Responsible Digital Leadership for Charities

Louise Marston

Responsible Technology Leadership for Charities

One-day seminars for charity and social enterprise leaders who want to innovate with purpose

Throughout this year, Doteveryone is aiming to make Responsible Technology standard practice and looking for ways to support organisations adopting these ways of working.

For this to happen we need leaders across all sectors to feel confident with difficult digital choices. This doesn’t mean they need to learn how to code, or what the blockchain is for. But it does mean having the confidence to ask good questions about the technologies that they build, commission and buy.

We know from conversations with charities and funders, startups and accelerators that even when the best social intentions exist, it can be all too easy to make technology choices that inadvertently introduce bias, decrease access, or otherwise subvert your intended goals.

For charities and social enterprises, in particular, the technology choices they make must be aligned with their mission and social purpose. And that means Responsible Technology — technology that works in the best interests of the individual and of the public as a whole, safeguards against harm and is founded on fair and transparent value exchange between people and technology.

We need charity leaders to be responsible leaders in a digital world

We need to grow the resilience of the social sector and we need charity leaders to be responsible leaders in a digital world — making informed digital choices and understanding the impact of tech on their beneficiaries. But this is an area where the charity sector currently lags behind others when it could be in the lead.

Fortunately, in November last year, the DCMS announced their commitment to supporting this change with a one million pound Digital Leadership Fund.

“The Digital Leadership Fund aims to improve the digital capability of civil society leaders so they are able to confidently embed digital in their organisations. Civil society leaders can include civil society chief executives, trustees, or senior teams.” — DCMS

Introducing Responsible Technology Leadership for Charities by Doteveryone

With this funding, we have adapted a programme we’ve delivered at ACAS and the Greater London Authority to make it accessible to, and appropriate for, charity leaders throughout the country.

At Doteveryone, we’ve spent the past year understanding the issues organisations face when trying to embed Responsible Technology practices in practical and tangible ways. And from this, we’ve developed an approach that will help guide organisations to assess the level of responsibility of their technology products or services as they develop them.

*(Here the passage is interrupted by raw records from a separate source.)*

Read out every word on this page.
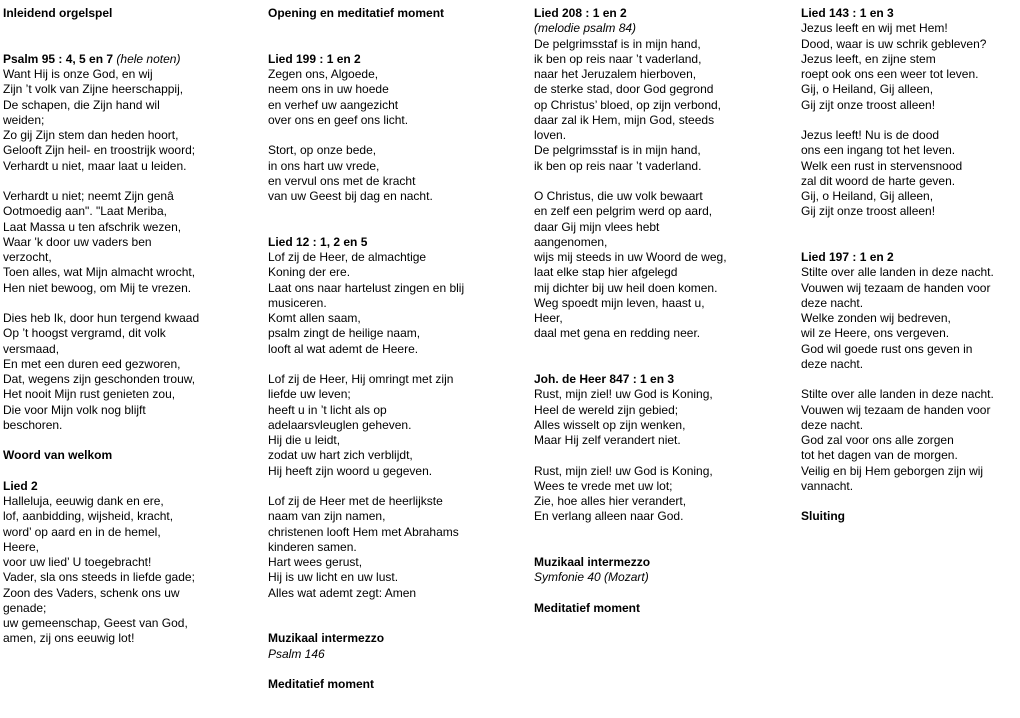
Inleidend orgelspel
Psalm 95 : 4, 5 en 7 (hele noten)
Want Hij is onze God, en wij
Zijn ’t volk van Zijne heerschappij,
De schapen, die Zijn hand wil
weiden;
Zo gij Zijn stem dan heden hoort,
Gelooft Zijn heil- en troostrijk woord;
Verhardt u niet, maar laat u leiden.
Verhardt u niet; neemt Zijn genâ
Ootmoedig aan". "Laat Meriba,
Laat Massa u ten afschrik wezen,
Waar 'k door uw vaders ben
verzocht,
Toen alles, wat Mijn almacht wrocht,
Hen niet bewoog, om Mij te vrezen.
Dies heb Ik, door hun tergend kwaad
Op ’t hoogst vergramd, dit volk
versmaad,
En met een duren eed gezworen,
Dat, wegens zijn geschonden trouw,
Het nooit Mijn rust genieten zou,
Die voor Mijn volk nog blijft
beschoren.
Woord van welkom
Lied 2
Halleluja, eeuwig dank en ere,
lof, aanbidding, wijsheid, kracht,
word’ op aard en in de hemel,
Heere,
voor uw lied’ U toegebracht!
Vader, sla ons steeds in liefde gade;
Zoon des Vaders, schenk ons uw
genade;
uw gemeenschap, Geest van God,
amen, zij ons eeuwig lot!
Opening en meditatief moment
Lied 199 : 1 en 2
Zegen ons, Algoede,
neem ons in uw hoede
en verhef uw aangezicht
over ons en geef ons licht.
Stort, op onze bede,
in ons hart uw vrede,
en vervul ons met de kracht
van uw Geest bij dag en nacht.
Lied 12 : 1, 2 en 5
Lof zij de Heer, de almachtige
Koning der ere.
Laat ons naar hartelust zingen en blij
musiceren.
Komt allen saam,
psalm zingt de heilige naam,
looft al wat ademt de Heere.
Lof zij de Heer, Hij omringt met zijn
liefde uw leven;
heeft u in ’t licht als op
adelaarsvleuglen geheven.
Hij die u leidt,
zodat uw hart zich verblijdt,
Hij heeft zijn woord u gegeven.
Lof zij de Heer met de heerlijkste
naam van zijn namen,
christenen looft Hem met Abrahams
kinderen samen.
Hart wees gerust,
Hij is uw licht en uw lust.
Alles wat ademt zegt: Amen
Muzikaal intermezzo
Psalm 146
Meditatief moment
Lied 208 : 1 en 2
(melodie psalm 84)
De pelgrimsstaf is in mijn hand,
ik ben op reis naar ’t vaderland,
naar het Jeruzalem hierboven,
de sterke stad, door God gegrond
op Christus’ bloed, op zijn verbond,
daar zal ik Hem, mijn God, steeds
loven.
De pelgrimsstaf is in mijn hand,
ik ben op reis naar ’t vaderland.
O Christus, die uw volk bewaart
en zelf een pelgrim werd op aard,
daar Gij mijn vlees hebt
aangenomen,
wijs mij steeds in uw Woord de weg,
laat elke stap hier afgelegd
mij dichter bij uw heil doen komen.
Weg spoedt mijn leven, haast u,
Heer,
daal met gena en redding neer.
Joh. de Heer 847 : 1 en 3
Rust, mijn ziel! uw God is Koning,
Heel de wereld zijn gebied;
Alles wisselt op zijn wenken,
Maar Hij zelf verandert niet.
Rust, mijn ziel! uw God is Koning,
Wees te vrede met uw lot;
Zie, hoe alles hier verandert,
En verlang alleen naar God.
Muzikaal intermezzo
Symfonie 40 (Mozart)
Meditatief moment
Lied 143 : 1 en 3
Jezus leeft en wij met Hem!
Dood, waar is uw schrik gebleven?
Jezus leeft, en zijne stem
roept ook ons een weer tot leven.
Gij, o Heiland, Gij alleen,
Gij zijt onze troost alleen!
Jezus leeft! Nu is de dood
ons een ingang tot het leven.
Welk een rust in stervensnood
zal dit woord de harte geven.
Gij, o Heiland, Gij alleen,
Gij zijt onze troost alleen!
Lied 197 : 1 en 2
Stilte over alle landen in deze nacht.
Vouwen wij tezaam de handen voor
deze nacht.
Welke zonden wij bedreven,
wil ze Heere, ons vergeven.
God wil goede rust ons geven in
deze nacht.
Stilte over alle landen in deze nacht.
Vouwen wij tezaam de handen voor
deze nacht.
God zal voor ons alle zorgen
tot het dagen van de morgen.
Veilig en bij Hem geborgen zijn wij
vannacht.
Sluiting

These organisations include charities. The intention of this programme then, is to support charity leaders in understanding the consequences and contribution of a digital product or service.

It is ultimately about equipping them with the framework, tools and confidence to lead their charity in a rapidly changing world.

Innovate with purpose

Participants taking part in our series of one-day seminars will learn how innovate with purpose. They will learn how to ask better questions and to understand their values; how to communicate and inspire others around them, how they play out in their decisions and what they can mean when amplified through a digital lens.

The seminars are designed for leaders of organisations that are already delivering, or about to deliver, a digital product or service, and want support to consider how to make responsible technology part of the operations of a growing and thriving organisation.

Technology and data can only support better solutions if you are asking the right questions. And building the resilience to cope with the ways in which technologies are shaping and changing our lives is far more useful for charity leaders navigating a constantly changing landscape than learning to code.